July 20, 2009 § Leave a comment
When Parti Socialiste general secretary Martine Aubry, shortly after the French Socialists European election debacle in June, proclaimed she was giving the party “six months to change course”, she probably didn’t reckon on Parisian philosopher Bernard Henri Levy butting in over at Journal du Dimanche (JDD) and declaring that she manages a “house of the dead.” “The PS is dead… and must disappear,’ go his musings, splashed over JDD’s front page.
Philosophers teach us to die, as Cicero once said, so you could argue that BHL is doing the decent thing, since even Christ himself might have had second thoughts about resurrecting a body that, completely out of power since 2002, has not just been going gamey like Lazarus, but has lumps of it dropping off all the time, the most opportunistic, like Eric Besson, grafting themselves to President Sarkozy’s still vigorous UMP. As BHL philosophically points out, death has also visited the once mighty French Communist party. Looking further afield, he echoes similar obituaries in the British press. While the Spectator has unsurprisngly dubbed Labour a government of the living dead, no less than Observer columnist Andrew Rawnsley fears that Labour will never see power again, ever. Lest we forget, though, Labour is the party that ushered the Whigs, that extraordinary political machine that dominated Britain for two centuries, into oblivion. The lesson being that political parties are mortal too.
Indeed, a quick trawl through Presseurop and you can more and less see that the Socialist spectre that haunted the 19th century is now a shade, feebly protesting while in Berlusconi’s Italy, vigilante groups nostalgic for fascism now patrol its streets in a bid to flush out “illegal” immigrants. Interior minister Marco Bastoni, who campaigns on such lofty sentiments as “sticks for immigrants” assures us that these groups will be psychologically and politically vetted. But you only have to wonder about the mental profile of people who fancy a night out “on patrol” to twig that such controls by necessity are likely to be lenient. Over in Lithuania, the TiT party pushes for prison for those who “promote” homosexual “values”, while in Brussels David Cameron’s Conservative party kowtows to Poland’s Law and Justice party, some of whose members go teary when the glory days of the Waffen SS are evoked.

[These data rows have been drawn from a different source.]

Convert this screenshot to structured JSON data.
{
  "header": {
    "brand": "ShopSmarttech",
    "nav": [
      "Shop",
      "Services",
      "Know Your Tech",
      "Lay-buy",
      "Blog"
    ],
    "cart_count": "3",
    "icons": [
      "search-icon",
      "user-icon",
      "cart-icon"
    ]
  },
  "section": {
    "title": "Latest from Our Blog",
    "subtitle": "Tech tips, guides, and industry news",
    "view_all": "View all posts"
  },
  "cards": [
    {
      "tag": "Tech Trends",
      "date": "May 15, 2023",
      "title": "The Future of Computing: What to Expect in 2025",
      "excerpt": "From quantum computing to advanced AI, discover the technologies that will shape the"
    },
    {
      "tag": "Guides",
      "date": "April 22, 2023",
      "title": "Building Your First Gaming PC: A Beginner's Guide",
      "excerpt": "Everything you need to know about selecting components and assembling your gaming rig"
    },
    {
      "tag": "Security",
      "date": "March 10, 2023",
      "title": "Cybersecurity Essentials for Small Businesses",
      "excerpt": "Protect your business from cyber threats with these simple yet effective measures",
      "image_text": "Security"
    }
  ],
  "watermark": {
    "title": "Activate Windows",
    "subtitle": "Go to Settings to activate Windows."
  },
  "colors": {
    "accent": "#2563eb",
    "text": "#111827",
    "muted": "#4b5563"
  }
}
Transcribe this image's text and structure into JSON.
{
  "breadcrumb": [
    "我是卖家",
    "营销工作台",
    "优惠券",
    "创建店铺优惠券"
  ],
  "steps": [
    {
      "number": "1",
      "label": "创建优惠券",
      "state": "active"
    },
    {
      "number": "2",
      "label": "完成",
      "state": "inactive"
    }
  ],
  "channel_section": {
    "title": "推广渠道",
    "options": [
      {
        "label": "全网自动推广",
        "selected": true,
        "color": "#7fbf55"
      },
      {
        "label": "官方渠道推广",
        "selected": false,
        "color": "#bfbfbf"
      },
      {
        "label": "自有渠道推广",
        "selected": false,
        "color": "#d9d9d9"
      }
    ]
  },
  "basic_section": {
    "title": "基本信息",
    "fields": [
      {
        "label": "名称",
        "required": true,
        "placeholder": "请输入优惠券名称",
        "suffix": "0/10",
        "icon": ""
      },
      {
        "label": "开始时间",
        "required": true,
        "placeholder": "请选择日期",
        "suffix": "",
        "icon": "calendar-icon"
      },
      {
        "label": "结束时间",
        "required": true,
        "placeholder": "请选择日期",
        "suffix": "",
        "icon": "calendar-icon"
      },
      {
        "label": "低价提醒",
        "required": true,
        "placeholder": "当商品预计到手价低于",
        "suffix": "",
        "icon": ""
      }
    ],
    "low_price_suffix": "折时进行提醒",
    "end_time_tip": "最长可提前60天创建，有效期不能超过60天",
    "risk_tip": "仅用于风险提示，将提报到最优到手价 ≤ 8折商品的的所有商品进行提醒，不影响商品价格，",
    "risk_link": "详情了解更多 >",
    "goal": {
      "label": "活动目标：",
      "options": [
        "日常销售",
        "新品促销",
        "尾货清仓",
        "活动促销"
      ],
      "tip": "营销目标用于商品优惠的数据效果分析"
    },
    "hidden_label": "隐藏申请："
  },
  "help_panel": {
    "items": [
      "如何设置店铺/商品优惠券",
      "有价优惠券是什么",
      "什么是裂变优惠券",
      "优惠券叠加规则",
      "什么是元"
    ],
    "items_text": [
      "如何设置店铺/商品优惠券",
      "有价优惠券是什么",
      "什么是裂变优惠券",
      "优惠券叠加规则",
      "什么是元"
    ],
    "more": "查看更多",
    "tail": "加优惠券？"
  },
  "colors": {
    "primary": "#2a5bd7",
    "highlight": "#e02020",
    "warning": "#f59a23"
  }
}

Back in the Parisian suburb of Montreuil, after a street party for immigrant squatters, the French police fire a flash ball into a man’s face, liquefying his eye, shattering his cheekbone and nose, following this up with false declarations not just as to the “riot” they faced down, but on the victim’s identity. A spate of flashball incidents, however, and the question as to why men of usually African origin are “committing suicide” regularly in temporary police custody are some of the many subjects, however, that the PS prefers to dodge. Indeed, like Italy’s PD, it has always been at pains to prove that it too can out-tough the right on crime and immigration.
So fine if the PS is dead. The only irony is that BHL, after saying the unsayable, shys away from the obvious conclusion and nominates ex-Mitterand ministers Segolène Royale, Dominique Strauss Kahn et al as part of a left “renewal”, rather than as the problem. Cynics might say that having served as advisor to Royal in her failed campaign against Nicolas Sarkozy, that he knows where his bread is buttered. The truth is that he probably doesn’t know himself, but unlike Socrates, won’t admit of philosophical ignorance. However, for anyone who believes in a progressive politics, there is enough matter to suggest that reaction is a Europe-wide phenomenon. Quite simply because Europe’s reactionaries, whether in Brussels or in each other’s villas, hang together. It follows that any counter movement requires a perspective that takes in the entire European space. This socialization of European leaders, after all, is but a reflection that a majority of Europeans are increasingly socialized too. While Socialism is dead, the International, strangely enough, may have only just begun.